Baxter’s plant was one of three major US medical saline-production facilities. Another plant was dealing with quality-control problems at the time.

“There was not enough redundancy in the supply chain to compensate when Maria hit,” Amirshahi said. “In addition, when there is a quality problem at a specific facility, it is costly and it takes time to bring [the facility] into compliance.”

The timing could not have been worse. In the months after Hurricane Maria, the influenza season was unusually bad, driving up hospital demand for saline.

“We shouldn’t build drug factories in the middle of hurricane alleys, maybe,” Fox said. “We’re coming up on another hurricane season here. Fingers crossed it’s not a bad one, because it’s scary to think about things not being back to where they were if, possibly, new problems arise.”

Baxter’s Puerto Rico facility is now back online and the saline shortages are improving for hospitals.

“But the supply chain for saline remains fragile due to a lack of redundancy in the manufacturing system,” Amirshahi was quick to caution.

“FDA can’t dictate where and how manufacturers build,” Fox said. “Talking to Baxter, their main strategy for redundancy is to have the rest of their plants around the world be FDA-approved so that they could ship products from Ireland or another country.”
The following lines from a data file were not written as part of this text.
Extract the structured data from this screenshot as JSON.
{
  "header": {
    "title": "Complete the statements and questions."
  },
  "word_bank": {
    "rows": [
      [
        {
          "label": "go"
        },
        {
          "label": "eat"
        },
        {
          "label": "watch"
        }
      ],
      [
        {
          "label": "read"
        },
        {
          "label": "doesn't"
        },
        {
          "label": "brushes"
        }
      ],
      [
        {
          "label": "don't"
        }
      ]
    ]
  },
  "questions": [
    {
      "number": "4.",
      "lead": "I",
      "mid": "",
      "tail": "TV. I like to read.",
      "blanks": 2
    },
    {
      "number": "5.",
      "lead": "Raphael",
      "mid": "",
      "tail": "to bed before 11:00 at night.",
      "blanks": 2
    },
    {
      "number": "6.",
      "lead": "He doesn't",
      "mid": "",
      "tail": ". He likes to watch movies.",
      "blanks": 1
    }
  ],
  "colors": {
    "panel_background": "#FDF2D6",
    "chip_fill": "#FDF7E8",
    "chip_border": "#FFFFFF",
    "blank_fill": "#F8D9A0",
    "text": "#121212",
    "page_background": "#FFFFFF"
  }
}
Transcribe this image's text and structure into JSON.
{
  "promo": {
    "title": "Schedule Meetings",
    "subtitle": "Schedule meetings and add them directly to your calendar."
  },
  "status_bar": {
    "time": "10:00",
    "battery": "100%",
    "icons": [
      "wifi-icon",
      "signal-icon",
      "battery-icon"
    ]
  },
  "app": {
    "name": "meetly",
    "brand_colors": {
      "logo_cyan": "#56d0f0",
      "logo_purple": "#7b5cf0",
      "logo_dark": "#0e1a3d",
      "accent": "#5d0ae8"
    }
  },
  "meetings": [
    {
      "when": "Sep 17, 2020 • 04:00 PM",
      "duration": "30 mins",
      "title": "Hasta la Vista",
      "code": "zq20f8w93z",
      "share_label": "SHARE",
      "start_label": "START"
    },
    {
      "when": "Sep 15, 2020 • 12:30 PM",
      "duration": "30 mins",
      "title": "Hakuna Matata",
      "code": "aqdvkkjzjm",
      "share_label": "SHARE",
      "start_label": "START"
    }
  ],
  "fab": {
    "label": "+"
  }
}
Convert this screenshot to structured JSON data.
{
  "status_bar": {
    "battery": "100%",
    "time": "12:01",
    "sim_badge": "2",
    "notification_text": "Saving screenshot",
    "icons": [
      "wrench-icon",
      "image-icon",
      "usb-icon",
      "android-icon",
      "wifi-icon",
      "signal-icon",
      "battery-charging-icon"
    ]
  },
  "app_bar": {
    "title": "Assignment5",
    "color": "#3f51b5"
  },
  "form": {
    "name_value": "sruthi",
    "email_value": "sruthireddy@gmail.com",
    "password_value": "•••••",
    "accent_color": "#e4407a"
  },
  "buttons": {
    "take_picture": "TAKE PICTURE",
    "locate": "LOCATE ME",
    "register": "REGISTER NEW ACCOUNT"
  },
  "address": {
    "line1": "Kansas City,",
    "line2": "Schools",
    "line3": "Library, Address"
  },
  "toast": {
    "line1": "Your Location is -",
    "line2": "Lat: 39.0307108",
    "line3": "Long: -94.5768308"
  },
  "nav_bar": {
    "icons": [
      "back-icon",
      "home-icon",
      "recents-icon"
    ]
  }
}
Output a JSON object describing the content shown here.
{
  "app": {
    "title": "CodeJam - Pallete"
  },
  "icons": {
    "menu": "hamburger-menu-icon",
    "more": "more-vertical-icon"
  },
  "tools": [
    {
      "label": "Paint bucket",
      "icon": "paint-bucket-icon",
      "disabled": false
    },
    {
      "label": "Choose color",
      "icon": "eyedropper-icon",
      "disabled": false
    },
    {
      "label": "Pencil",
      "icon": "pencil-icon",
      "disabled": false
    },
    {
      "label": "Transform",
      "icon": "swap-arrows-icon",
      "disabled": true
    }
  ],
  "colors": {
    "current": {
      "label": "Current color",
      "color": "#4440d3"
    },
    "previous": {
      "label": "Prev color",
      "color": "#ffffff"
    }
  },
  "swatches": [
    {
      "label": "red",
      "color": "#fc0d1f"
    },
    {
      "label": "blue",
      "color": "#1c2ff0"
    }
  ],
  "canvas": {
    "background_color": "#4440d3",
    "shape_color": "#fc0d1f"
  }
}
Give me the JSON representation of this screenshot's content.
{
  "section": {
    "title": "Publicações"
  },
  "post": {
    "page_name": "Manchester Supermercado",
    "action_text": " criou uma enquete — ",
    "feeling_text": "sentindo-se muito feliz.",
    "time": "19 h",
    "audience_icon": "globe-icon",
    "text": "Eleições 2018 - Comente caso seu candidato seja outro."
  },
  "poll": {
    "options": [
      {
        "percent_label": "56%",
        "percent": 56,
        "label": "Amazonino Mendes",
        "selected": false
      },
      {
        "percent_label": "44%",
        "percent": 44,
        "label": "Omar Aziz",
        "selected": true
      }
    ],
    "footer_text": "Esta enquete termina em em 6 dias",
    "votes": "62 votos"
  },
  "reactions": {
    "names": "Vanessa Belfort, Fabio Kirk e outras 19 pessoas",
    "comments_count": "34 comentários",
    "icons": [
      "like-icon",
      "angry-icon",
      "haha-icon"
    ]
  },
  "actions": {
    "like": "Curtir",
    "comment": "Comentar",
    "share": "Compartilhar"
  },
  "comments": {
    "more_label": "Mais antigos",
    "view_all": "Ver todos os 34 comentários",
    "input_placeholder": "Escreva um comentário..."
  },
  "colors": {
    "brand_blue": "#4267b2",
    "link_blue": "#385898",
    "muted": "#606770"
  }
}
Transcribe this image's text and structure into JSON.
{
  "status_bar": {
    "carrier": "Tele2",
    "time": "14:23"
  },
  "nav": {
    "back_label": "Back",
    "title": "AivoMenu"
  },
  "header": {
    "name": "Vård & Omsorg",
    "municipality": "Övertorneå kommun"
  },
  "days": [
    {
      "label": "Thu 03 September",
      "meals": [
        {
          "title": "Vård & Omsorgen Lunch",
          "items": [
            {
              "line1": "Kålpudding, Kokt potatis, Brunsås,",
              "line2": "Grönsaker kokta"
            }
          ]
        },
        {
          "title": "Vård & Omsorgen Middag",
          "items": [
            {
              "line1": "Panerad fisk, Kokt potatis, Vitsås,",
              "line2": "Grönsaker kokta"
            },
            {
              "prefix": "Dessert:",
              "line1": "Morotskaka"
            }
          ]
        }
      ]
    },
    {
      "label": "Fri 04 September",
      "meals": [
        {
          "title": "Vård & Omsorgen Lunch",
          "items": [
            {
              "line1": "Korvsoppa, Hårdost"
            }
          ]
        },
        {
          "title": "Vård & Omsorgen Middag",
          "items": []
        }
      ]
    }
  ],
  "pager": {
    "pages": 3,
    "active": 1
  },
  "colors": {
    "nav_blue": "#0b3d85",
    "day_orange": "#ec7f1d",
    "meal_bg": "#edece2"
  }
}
FDA allowed temporary importation from Ireland, Australia, and elsewhere, but Baxter wants to see that become permanent, Fox said.

“But that wasn’t enough, though-that strategy didn’t fully prevent the shortage from happening,” Fox explained. “We need manufacturers to build more capacity and redundancy.”

The current trade dispute between the United States and China might impact raw materials for drug manufacturing, which, in turn, could drive up costs and exacerbate shortages, she said.

Congress could offer tax relief or market exclusivity to manufacturers to help alleviate the underlying causes of drug shortages, Amirshahi believes.

“They could also expand FDA’s authority,” she said. “At the same time, we have to be careful that these incentives and policy changes do not have the unintended effects of increasing healthcare costs or precipitating more shortages if manufacturers value the incentives more than current profits.”